What follows are the notes I prepared for a Moth StorySlam Event in Cambridge, MA with the theme of Refuge. Moth storytelling events are told in front of live audiences without notes, so what I said on the stage was not word for word what appears below. Thanks to my friends for sharing in my excitement, and for asking me to put this up on my blog. And moreover, thanks to my Dad, for being my refuge. 

We were walking through the pasture at the farm—a familiar backdrop for important conversations. I was in high school at the time. And my Dad turned to me and said, “Arrington, I don’t care if you become a crack whore—you can always, always, always come home. And if you get pregnant and decide you want to keep the baby—it will be great, and I’ll help you out in every way.” My mom’s version of “The Talk” was slightly different. But it was my dad’s that I took to heart. Now, to be clear, I was not on the path to becoming a homeless crack whore or a pregnant teen. I wanted to have sex (what teenager doesn’t), but my high school crush was unrequited. And my brief flirtation with drug use was years off—it came in the form of a pot brownie in Amsterdam in my early twenties. When the effects set in, I demanded to my boyfriend that we return to Easy Times Bakery so I could accost the barista about how long the high was going to last, and when I heard it could be several hours, I begged my boyfriend to take me to the hospital. He politely declined. In any case, I was more of a straight and narrow sort of person. Not that I was a stick in the mud, I just never really had a reason to rebel. When your dad’s going to meet your rebellion with love, not frustration, it’s sort of like, what’s the point?

You see my dad’s promise that I could always come home gave me a sense of unrestrained freedom to explore. Had we not been WASPs, with all the unearned privilege and protection that invites, no doubt the independence my parents gave me would have invited scrutiny from the authorities. In 1989, when I was three, I boarded a plane and flew by myself across the state to meet my grandparents. When I was six I started going to sleep away camp for weeks at a time. At age 14, I spent a month in Spain by myself. Always, before I would head off on these adventures, my dad would pull me in close and say, “If you ever want to come home, just say the word, and I’ll come get you.” Even when I was an adult, off living on my own, before I’d head out on adventures, I’d talk to my dad on the phone, and the refrain that closed our conversations was always the same—“If you ever want to come home, just say the word, and I’ll come get you.”

It wasn’t until the summer of 2012, when I was thirty days into a thirty-four day backpacking trip in the Wind River Range in Wyoming that I realized that my dad could not actually keep his forever promise. We had already been through beastly terrain.

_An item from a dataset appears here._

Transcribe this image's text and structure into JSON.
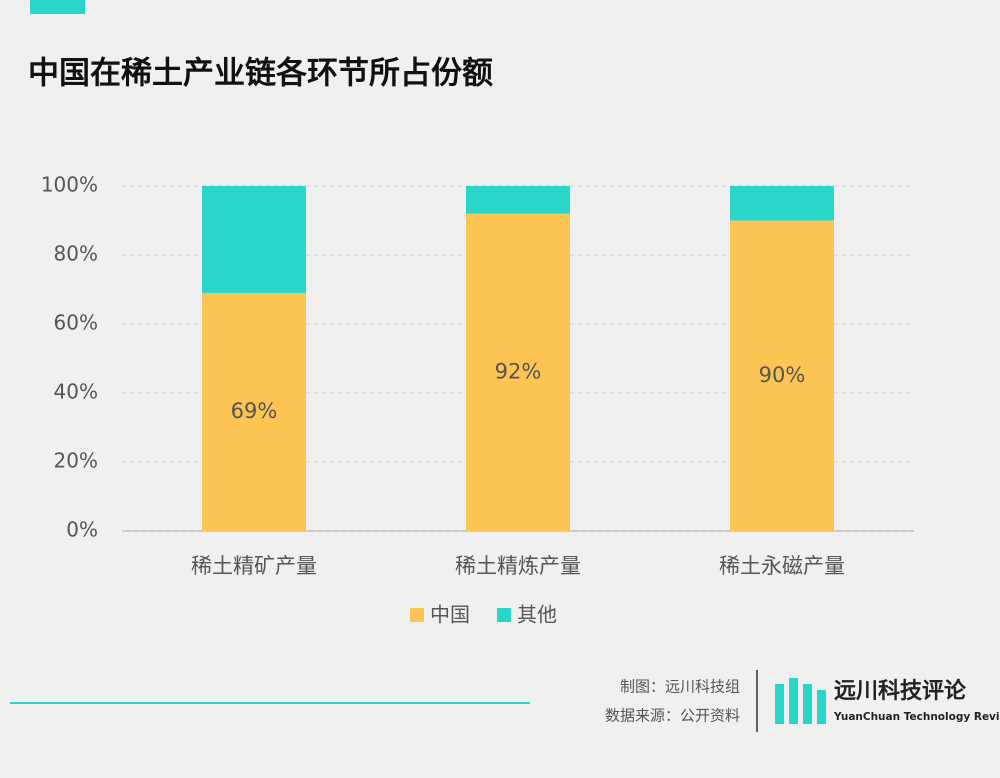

Glaciers, scree fields, willow bushes that tear your legs to shreds, clouds of mosquitoes so thick your kill count is in the double digits when you make a lazy swat. But it was day 30 of this training trip that tipped me over the edge. I was hiking in a small group—me and three other instructors in training. They were the sort that craved the adrenalin rush. The sort that probably would have lounged in Vondel Park and truly enjoyed their pot brownie. And they were fast. Much faster hikers than I was. We each carried enormous packs—all well north of 50 pounds even at the end of a ration period. We only had to travel three miles that day, but the three miles were through a giant boulder field that spanned a mountain pass. Some of the boulders were the size of cabins, and I was sure that I would lose my balance on one of these shifting giants and be ingloriously crushed to death under its ancient weight. The three miles took us over ten hours to complete. All throughout that boulder field I pleaded silently with my dad to come get me. I finally, desperately, wanted to go home. After we arrived to camp, and the chores were complete, I walked away from the tents, and sat down on a friendly sized rock and bawled. It was the kind of crying where you think you might break your bones because you are shaking so hard. Of course I knew my dad couldn’t come save me out there in the boulder field. And it wasn’t the terror of that boulder field that I was crying about. I was crying because some day in my future my dad wouldn’t be there on the other end of the line promising me that I could always come home. And knowing that—really knowing that—made me feel like the loneliest girl in the whole damn world.

The thing is, I keep going back to those mountains, each summer. Now as an instructor. Out there, beyond reach, beyond help. And each year, I learn a little bit more about how to be alone, and how to be okay, and even happy, alone. I will never be ready for my dad to die. In fact, I don’t know how I’ll breathe when that day comes. But I imagine when it does those mountains are the first place I will go.